17 JANUARY 1998, Page 37

Getting even with a genius

Patrick Skene Catling

MRS EINSTEIN by Anna McGrail Doubleday, .E15.99, pp. 333 Anna McGrail's second novel (her first was called Blood Sisters) is an ingeniously speculative story about the most consequential mathematical equation of the 20th century, E=mc2 .

It is a matter of recorded fact that Albert Einstein committed an indiscretion when he was a student in Zurich in 1887 which might have changed the course of history. He impregnated a fellow student, Mileva Marie, before she became his first wife. A scandal might have interfered with his ambition to become a physicist, so he sent Mileva to have the baby in her native Hun- gary. There Liserl Marie Einstein was given for adoption, and Albert never saw her. That's where the record ends.

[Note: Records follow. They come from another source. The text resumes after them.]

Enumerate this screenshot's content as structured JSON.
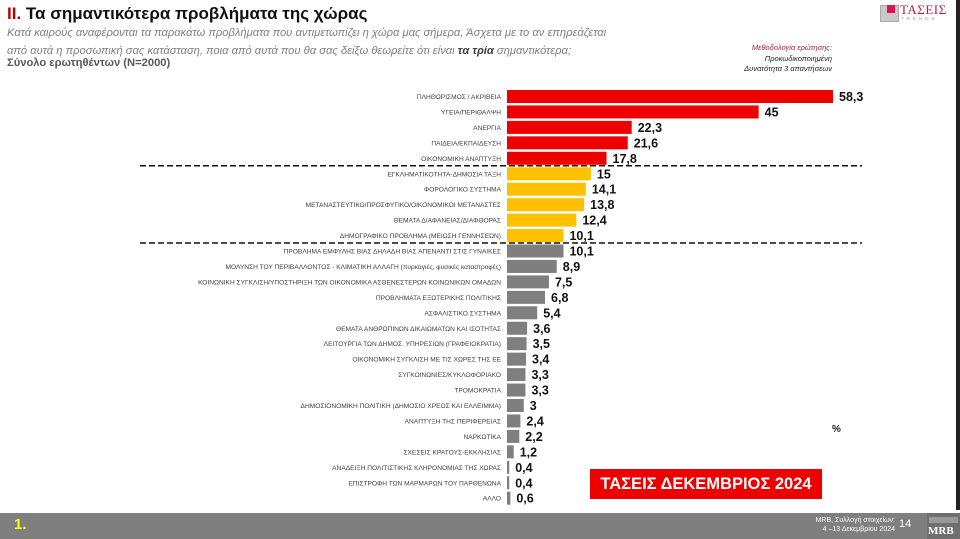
{
  "header": {
    "title_number": "II.",
    "title_text": "Τα σημαντικότερα προβλήματα της χώρας",
    "question_line1": "Κατά καιρούς αναφέρονται τα παρακάτω προβλήματα που αντιμετωπίζει η χώρα μας σήμερα, Άσχετα με το αν επηρεάζεται",
    "question_line2_pre": "από αυτά η προσωπική σας κατάσταση, ποια από αυτά που θα σας δείξω θεωρείτε ότι είναι ",
    "question_line2_bold": "τα τρία",
    "question_line2_post": " σημαντικότερα;",
    "sample": "Σύνολο ερωτηθέντων (N=2000)"
  },
  "methodology": {
    "title": "Μεθοδολογία ερώτησης:",
    "line1": "Προκωδικοποιημένη",
    "line2": "Δυνατότητα 3 απαντήσεων"
  },
  "logo": {
    "name": "ΤΑΣΕΙΣ",
    "tagline": "TRENDS",
    "accent": "#e0134c"
  },
  "badge": {
    "label": "ΤΑΣΕΙΣ ΔΕΚΕΜΒΡΙΟΣ 2024",
    "color": "#ee0000"
  },
  "unit_label": "%",
  "footer": {
    "slide_number": "1.",
    "source_line1": "MRB, Συλλογή στοιχείων:",
    "source_line2": "4 –13 Δεκεμβρίου 2024",
    "page": "14",
    "logo": "MRB"
  },
  "colors": {
    "top": "#ee0000",
    "mid": "#ffc000",
    "low": "#7f7f7f"
  },
  "chart_data": {
    "type": "bar",
    "orientation": "horizontal",
    "title": "Τα σημαντικότερα προβλήματα της χώρας",
    "xlabel": "",
    "ylabel": "",
    "unit": "%",
    "grid": false,
    "xlim": [
      0,
      60
    ],
    "groups": [
      "top",
      "mid",
      "low"
    ],
    "categories": [
      "ΠΛΗΘΩΡΙΣΜΟΣ / ΑΚΡΙΒΕΙΑ",
      "ΥΓΕΙΑ/ΠΕΡΙΘΑΛΨΗ",
      "ΑΝΕΡΓΙΑ",
      "ΠΑΙΔΕΙΑ/ΕΚΠΑΙΔΕΥΣΗ",
      "ΟΙΚΟΝΟΜΙΚΗ ΑΝΑΠΤΥΞΗ",
      "ΕΓΚΛΗΜΑΤΙΚΟΤΗΤΑ-ΔΗΜΟΣΙΑ ΤΑΞΗ",
      "ΦΟΡΟΛΟΓΙΚΟ ΣΥΣΤΗΜΑ",
      "ΜΕΤΑΝΑΣΤΕΥΤΙΚΟ/ΠΡΟΣΦΥΓΙΚΟ/ΟΙΚΟΝΟΜΙΚΟΙ ΜΕΤΑΝΑΣΤΕΣ",
      "ΘΕΜΑΤΑ ΔΙΑΦΑΝΕΙΑΣ/ΔΙΑΦΘΟΡΑΣ",
      "ΔΗΜΟΓΡΑΦΙΚΟ ΠΡΟΒΛΗΜΑ (ΜΕΙΩΣΗ ΓΕΝΝΗΣΕΩΝ)",
      "ΠΡΟΒΛΗΜΑ ΕΜΦΥΛΗΣ ΒΙΑΣ ΔΗΛΑΔΗ ΒΙΑΣ ΑΠΕΝΑΝΤΙ ΣΤΙΣ ΓΥΝΑΙΚΕΣ",
      "ΜΟΛΥΝΣΗ ΤΟΥ ΠΕΡΙΒΑΛΛΟΝΤΟΣ - ΚΛΙΜΑΤΙΚΗ ΑΛΛΑΓΗ (πυρκαγιές, φυσικές καταστροφές)",
      "ΚΟΙΝΩΝΙΚΗ ΣΥΓΚΛΙΣΗ/ΥΠΟΣΤΗΡΙΞΗ ΤΩΝ ΟΙΚΟΝΟΜΙΚΑ ΑΣΘΕΝΕΣΤΕΡΩΝ ΚΟΙΝΩΝΙΚΩΝ ΟΜΑΔΩΝ",
      "ΠΡΟΒΛΗΜΑΤΑ ΕΞΩΤΕΡΙΚΗΣ ΠΟΛΙΤΙΚΗΣ",
      "ΑΣΦΑΛΙΣΤΙΚΟ ΣΥΣΤΗΜΑ",
      "ΘΕΜΑΤΑ ΑΝΘΡΩΠΙΝΩΝ ΔΙΚΑΙΩΜΑΤΩΝ ΚΑΙ ΙΣΟΤΗΤΑΣ",
      "ΛΕΙΤΟΥΡΓΙΑ ΤΩΝ ΔΗΜΟΣ. ΥΠΗΡΕΣΙΩΝ (ΓΡΑΦΕΙΟΚΡΑΤΙΑ)",
      "ΟΙΚΟΝΟΜΙΚΗ ΣΥΓΚΛΙΣΗ ΜΕ ΤΙΣ ΧΩΡΕΣ ΤΗΣ ΕΕ",
      "ΣΥΓΚΟΙΝΩΝΙΕΣ/ΚΥΚΛΟΦΟΡΙΑΚΟ",
      "ΤΡΟΜΟΚΡΑΤΙΑ",
      "ΔΗΜΟΣΙΟΝΟΜΙΚΗ ΠΟΛΙΤΙΚΗ (ΔΗΜΟΣΙΟ ΧΡΕΟΣ ΚΑΙ ΕΛΛΕΙΜΜΑ)",
      "ΑΝΑΠΤΥΞΗ ΤΗΣ ΠΕΡΙΦΕΡΕΙΑΣ",
      "ΝΑΡΚΩΤΙΚΑ",
      "ΣΧΕΣΕΙΣ ΚΡΑΤΟΥΣ-ΕΚΚΛΗΣΙΑΣ",
      "ΑΝΑΔΕΙΞΗ ΠΟΛΙΤΙΣΤΙΚΗΣ ΚΛΗΡΟΝΟΜΙΑΣ ΤΗΣ ΧΩΡΑΣ",
      "ΕΠΙΣΤΡΟΦΗ ΤΩΝ ΜΑΡΜΑΡΩΝ ΤΟΥ ΠΑΡΘΕΝΩΝΑ",
      "ΑΛΛΟ"
    ],
    "values": [
      58.3,
      45,
      22.3,
      21.6,
      17.8,
      15,
      14.1,
      13.8,
      12.4,
      10.1,
      10.1,
      8.9,
      7.5,
      6.8,
      5.4,
      3.6,
      3.5,
      3.4,
      3.3,
      3.3,
      3,
      2.4,
      2.2,
      1.2,
      0.4,
      0.4,
      0.6
    ],
    "labels": [
      "58,3",
      "45",
      "22,3",
      "21,6",
      "17,8",
      "15",
      "14,1",
      "13,8",
      "12,4",
      "10,1",
      "10,1",
      "8,9",
      "7,5",
      "6,8",
      "5,4",
      "3,6",
      "3,5",
      "3,4",
      "3,3",
      "3,3",
      "3",
      "2,4",
      "2,2",
      "1,2",
      "0,4",
      "0,4",
      "0,6"
    ],
    "group_of": [
      "top",
      "top",
      "top",
      "top",
      "top",
      "mid",
      "mid",
      "mid",
      "mid",
      "mid",
      "low",
      "low",
      "low",
      "low",
      "low",
      "low",
      "low",
      "low",
      "low",
      "low",
      "low",
      "low",
      "low",
      "low",
      "low",
      "low",
      "low"
    ],
    "separators_after": [
      4,
      9
    ]
  }
}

Anna McGrail summarises the known factual background in an interesting five- page appendix. There are love letters in the Einstein archives. The novel is an equally interesting account of what she imagines could have happened next. She conceives that Liserl was hurt and indignant when she learned that her father disowned her and she vowed to get her revenge. McGrail's writing is so persuasively reason- able and vividly realistic that her bizarre plot never teeters over the edge of plausi- bility.

How, the author wonders, can Liserl cause her pacifist father to suffer the most pain? She must make sure that the end product of his Special Theory of Relativity, the technology to release atomic energy, the E of his equation, will forever associate his name with the most terrible weapon the world has ever know. Not a bad plan for a young woman who was brought up on a simple Serbian farm.

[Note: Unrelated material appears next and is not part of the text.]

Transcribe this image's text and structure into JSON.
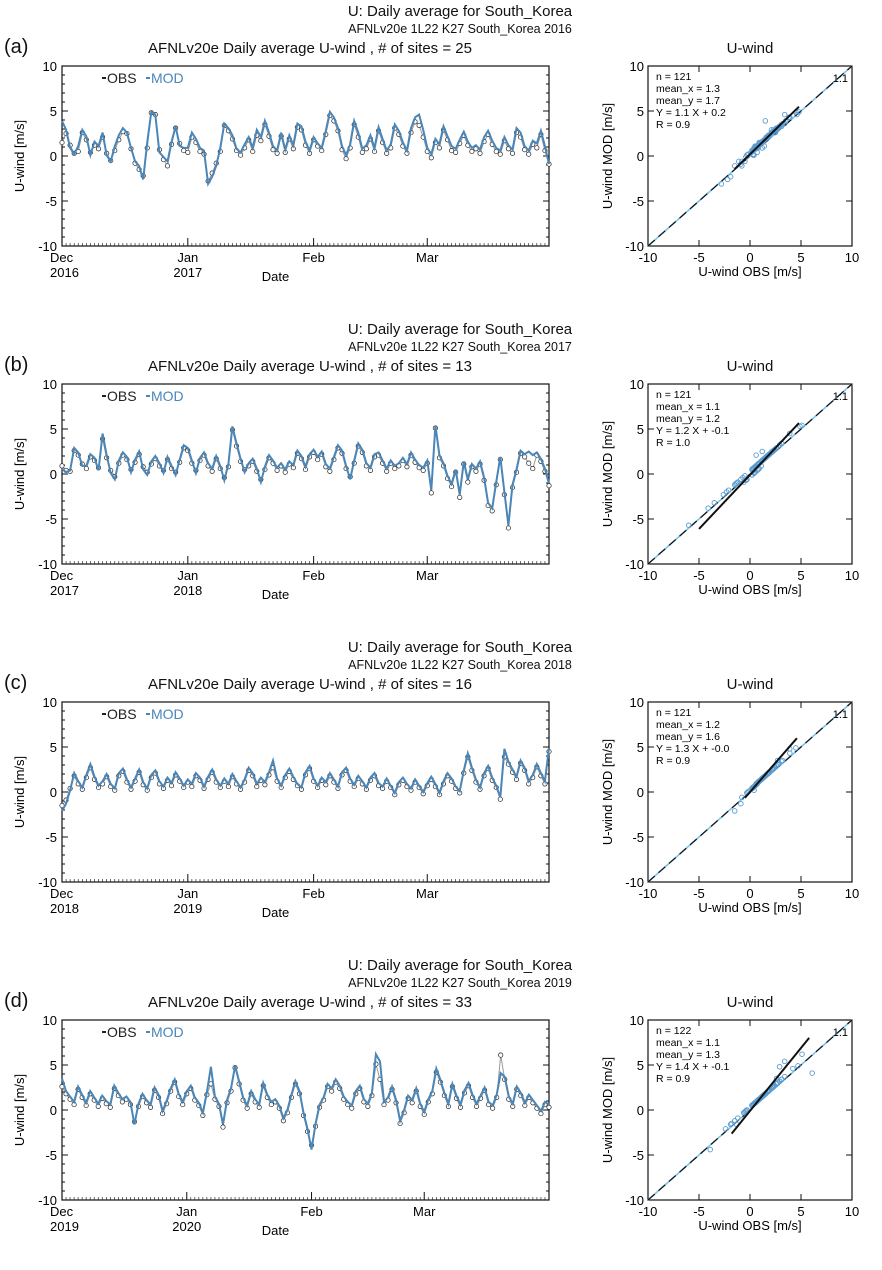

In order to be able to bring her scheme to fruition Liserl has to become significant- ly more inspired mathematically than her genius father. With remarkable cleverness and a certain amount of sly humour, McGrail renders this unlikely achievement believable. Just. . . Einstein wasn't so hot when he came to consider quantum mechanics. During his years at Princeton, he was never able to combine the very big and the very small in a workable, unified field theory.

Liserl's mother, evidently remorseful, sends money for tuition in music and Ger- man. Liserl's foster mother keeps the music money to buy a tractor but regularly hands over the money for German lessons.

The tutor is an exceptionally attractive German woman who uses language lessons as a cover for a busy career as a hooker. When not servicing young alleged students upstairs, she helps Liserl learn German, especially scientific German. The two women become so fond of each other that they remain close companions for the rest of the book, and the German's knack of earning a lot of money in a hurry is repeat- edly useful. Sexual arrangements are limned with subtle delicacy.

Although Liserl is Jewish and marries a Jew in Nazi Germany, her brilliance as an atomic physicist saves her from the Holo- caust. Her family are arrested, but she is employed in Germany's effort to develop the Bomb. She knows enough to succeed in this research, but fortunately it is sabo- taged by a senior scientist who doesn't want his country to win the second world war.

Having survived extraordinary vicissi- tudes, Liserl and her companion manage to get to Los Alamos in time to ensure by secret means that the Manhattan Project is completed with the least possible delay. McGrail lends necessary verisimilitude to this climactic part of her story by having her heroine work as a secretarial assistant to Richard Feynman, the Nobel prize- winning physicist who was really there in New Mexico during the war.

By that stage of the novel, with the author's cunning help, I had succeeded in suspending the last vestige of disbelief. I enjoyed Liserl's final confrontation with her father.